Mexican Beef Bake
|Lean ground beef||1 Pound|
|Onion||1 Large, chopped|
|Garlic||1 Clove (5 gm), minced / pressed|
|Catsup||1⁄2 Cup (8 tbs)|
|Chili powder||1 Tablespoon|
|Shredded jack cheese||6 Ounce|
|Sour cream||2 Tablespoon|
Crumble beef into a wide frying pan over medium-high heat; cook, stirring often, until browned.
Add onion and garlic and cook until onion is soft; spoon off and discard any fat, then stir in catsup and chili powder.

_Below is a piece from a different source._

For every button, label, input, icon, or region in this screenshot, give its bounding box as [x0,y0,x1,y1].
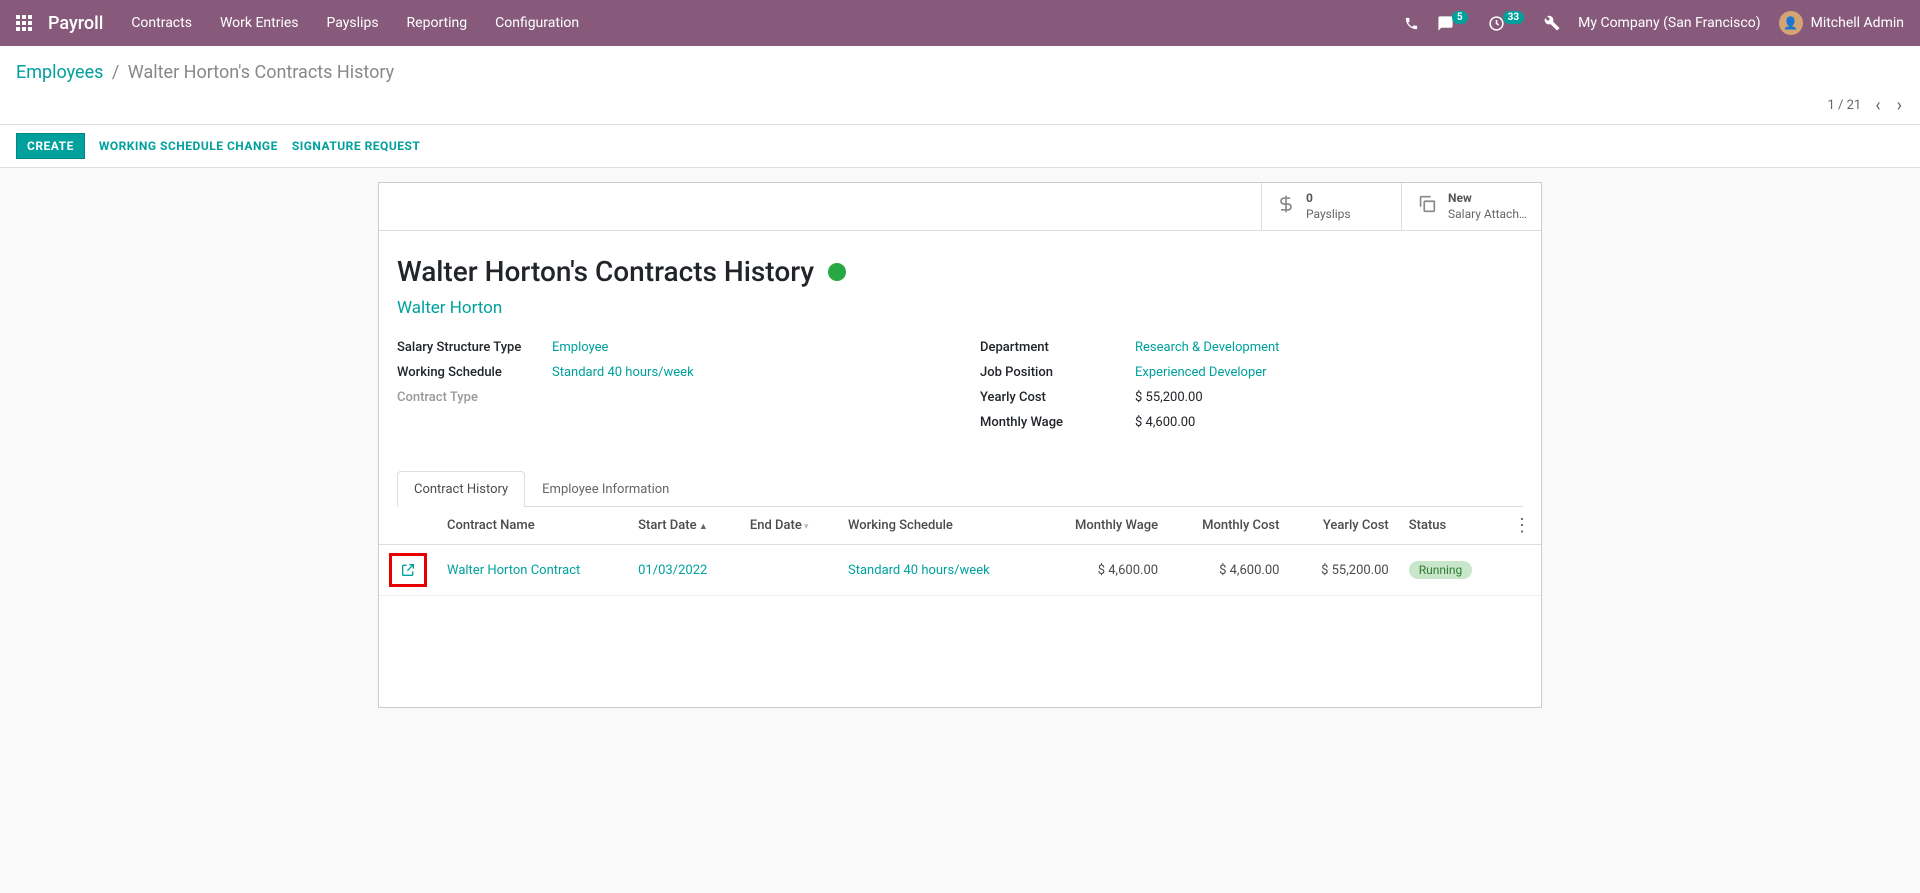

Season to taste with salt and pepper.
Reduce heat and simmer, uncovered, for 5 minutes.
Meanwhile, in a 7-inch frying pan over medium heat, melt about 1/2 tablespoon of the butter.

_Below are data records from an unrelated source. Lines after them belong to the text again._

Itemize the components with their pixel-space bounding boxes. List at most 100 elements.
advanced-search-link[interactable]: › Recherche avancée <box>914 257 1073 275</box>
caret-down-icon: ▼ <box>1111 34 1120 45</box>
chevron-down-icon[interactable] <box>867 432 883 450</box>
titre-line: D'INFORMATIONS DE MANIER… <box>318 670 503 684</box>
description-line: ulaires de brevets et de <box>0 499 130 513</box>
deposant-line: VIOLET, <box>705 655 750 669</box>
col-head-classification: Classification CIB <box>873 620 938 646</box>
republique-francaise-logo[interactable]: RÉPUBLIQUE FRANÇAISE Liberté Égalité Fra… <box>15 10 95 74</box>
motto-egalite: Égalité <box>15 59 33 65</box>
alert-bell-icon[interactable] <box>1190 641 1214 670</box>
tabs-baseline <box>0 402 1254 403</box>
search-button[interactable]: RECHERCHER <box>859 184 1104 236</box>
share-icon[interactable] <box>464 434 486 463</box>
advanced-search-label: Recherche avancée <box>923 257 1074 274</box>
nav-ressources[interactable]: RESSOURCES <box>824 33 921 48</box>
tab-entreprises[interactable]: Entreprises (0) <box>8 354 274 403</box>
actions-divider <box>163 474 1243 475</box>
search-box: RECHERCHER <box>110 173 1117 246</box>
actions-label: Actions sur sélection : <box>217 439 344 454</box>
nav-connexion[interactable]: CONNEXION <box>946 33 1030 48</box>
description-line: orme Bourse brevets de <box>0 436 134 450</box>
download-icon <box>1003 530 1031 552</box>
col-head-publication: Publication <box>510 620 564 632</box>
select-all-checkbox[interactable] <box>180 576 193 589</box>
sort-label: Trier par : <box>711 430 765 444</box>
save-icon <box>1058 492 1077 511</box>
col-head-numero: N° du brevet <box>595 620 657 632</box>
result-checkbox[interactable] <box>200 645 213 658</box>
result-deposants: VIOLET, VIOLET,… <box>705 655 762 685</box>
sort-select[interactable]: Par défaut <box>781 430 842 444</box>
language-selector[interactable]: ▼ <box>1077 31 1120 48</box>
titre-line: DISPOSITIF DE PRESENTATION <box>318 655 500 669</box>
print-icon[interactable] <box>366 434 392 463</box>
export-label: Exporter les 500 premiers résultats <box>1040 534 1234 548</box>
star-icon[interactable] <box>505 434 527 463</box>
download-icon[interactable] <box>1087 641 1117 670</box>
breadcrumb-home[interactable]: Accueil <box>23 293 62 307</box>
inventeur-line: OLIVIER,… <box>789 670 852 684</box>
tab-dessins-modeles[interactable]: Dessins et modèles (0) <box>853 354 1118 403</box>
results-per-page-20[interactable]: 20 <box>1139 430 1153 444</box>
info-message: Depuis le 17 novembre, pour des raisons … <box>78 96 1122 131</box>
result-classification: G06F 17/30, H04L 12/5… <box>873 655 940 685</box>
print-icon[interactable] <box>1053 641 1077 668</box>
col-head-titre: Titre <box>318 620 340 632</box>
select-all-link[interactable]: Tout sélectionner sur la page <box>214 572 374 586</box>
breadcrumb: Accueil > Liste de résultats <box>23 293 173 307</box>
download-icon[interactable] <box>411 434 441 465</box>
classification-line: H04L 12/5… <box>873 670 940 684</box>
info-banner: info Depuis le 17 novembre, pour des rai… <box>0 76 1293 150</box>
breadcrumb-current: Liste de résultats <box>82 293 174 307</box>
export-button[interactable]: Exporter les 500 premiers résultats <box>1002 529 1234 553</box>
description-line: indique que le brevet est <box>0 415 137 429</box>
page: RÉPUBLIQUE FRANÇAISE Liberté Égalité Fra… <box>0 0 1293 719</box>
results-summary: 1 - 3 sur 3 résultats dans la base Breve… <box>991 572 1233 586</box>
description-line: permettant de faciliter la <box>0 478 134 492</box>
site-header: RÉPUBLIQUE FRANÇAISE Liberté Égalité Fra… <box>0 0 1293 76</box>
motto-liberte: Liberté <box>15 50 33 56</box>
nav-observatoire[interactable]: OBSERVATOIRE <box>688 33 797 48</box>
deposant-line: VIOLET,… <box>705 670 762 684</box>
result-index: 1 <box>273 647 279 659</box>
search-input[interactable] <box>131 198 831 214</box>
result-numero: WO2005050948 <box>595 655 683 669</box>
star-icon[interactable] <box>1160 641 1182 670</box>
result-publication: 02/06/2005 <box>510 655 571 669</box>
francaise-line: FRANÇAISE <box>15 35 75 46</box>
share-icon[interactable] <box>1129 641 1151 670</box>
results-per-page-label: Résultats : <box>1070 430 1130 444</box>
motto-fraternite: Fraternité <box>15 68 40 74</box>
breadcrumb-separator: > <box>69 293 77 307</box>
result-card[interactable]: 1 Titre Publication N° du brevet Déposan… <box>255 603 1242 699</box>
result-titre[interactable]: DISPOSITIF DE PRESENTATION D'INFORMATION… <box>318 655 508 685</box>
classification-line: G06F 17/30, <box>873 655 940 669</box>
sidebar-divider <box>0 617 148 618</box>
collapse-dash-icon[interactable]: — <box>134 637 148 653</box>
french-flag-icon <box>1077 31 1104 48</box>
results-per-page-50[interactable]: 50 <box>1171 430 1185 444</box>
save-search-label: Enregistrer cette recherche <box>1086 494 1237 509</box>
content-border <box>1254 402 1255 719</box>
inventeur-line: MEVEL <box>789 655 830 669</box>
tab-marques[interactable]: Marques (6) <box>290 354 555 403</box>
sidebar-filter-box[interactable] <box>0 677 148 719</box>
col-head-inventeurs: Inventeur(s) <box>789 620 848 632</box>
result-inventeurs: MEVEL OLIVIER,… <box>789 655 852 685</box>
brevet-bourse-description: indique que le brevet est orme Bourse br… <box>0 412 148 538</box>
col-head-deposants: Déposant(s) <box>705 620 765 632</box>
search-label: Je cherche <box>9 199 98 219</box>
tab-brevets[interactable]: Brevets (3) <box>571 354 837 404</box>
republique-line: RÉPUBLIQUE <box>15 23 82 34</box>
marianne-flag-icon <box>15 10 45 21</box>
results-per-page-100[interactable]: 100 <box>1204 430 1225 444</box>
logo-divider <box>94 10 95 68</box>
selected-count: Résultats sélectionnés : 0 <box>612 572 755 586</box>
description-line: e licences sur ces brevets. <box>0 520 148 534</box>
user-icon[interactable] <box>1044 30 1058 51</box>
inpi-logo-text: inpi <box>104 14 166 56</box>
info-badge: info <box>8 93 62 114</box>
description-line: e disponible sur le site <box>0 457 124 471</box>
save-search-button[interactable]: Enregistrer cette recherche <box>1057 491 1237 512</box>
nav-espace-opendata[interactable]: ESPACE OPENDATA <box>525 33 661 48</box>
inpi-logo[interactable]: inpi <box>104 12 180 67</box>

In a rimmed plate or pie pan, beat egg just until blended.
Dip 1 tortilla in egg and drain briefly; then cook in butter until lightly browned on both sides.
Repeat with remaining tortillas, adding more butter as needed.
Cut each tortilla into 4 wedges and arrange, pointed ends up, in a 1-cup ramekin.
Spoon meat mixture over tortillas, then evenly sprinkle with cheese.
Broil 3 to 4 inches below heat until cheese is melted.
Peel, pit, and slice avocado; top each serving with avocado slices and a dollop of sour cream.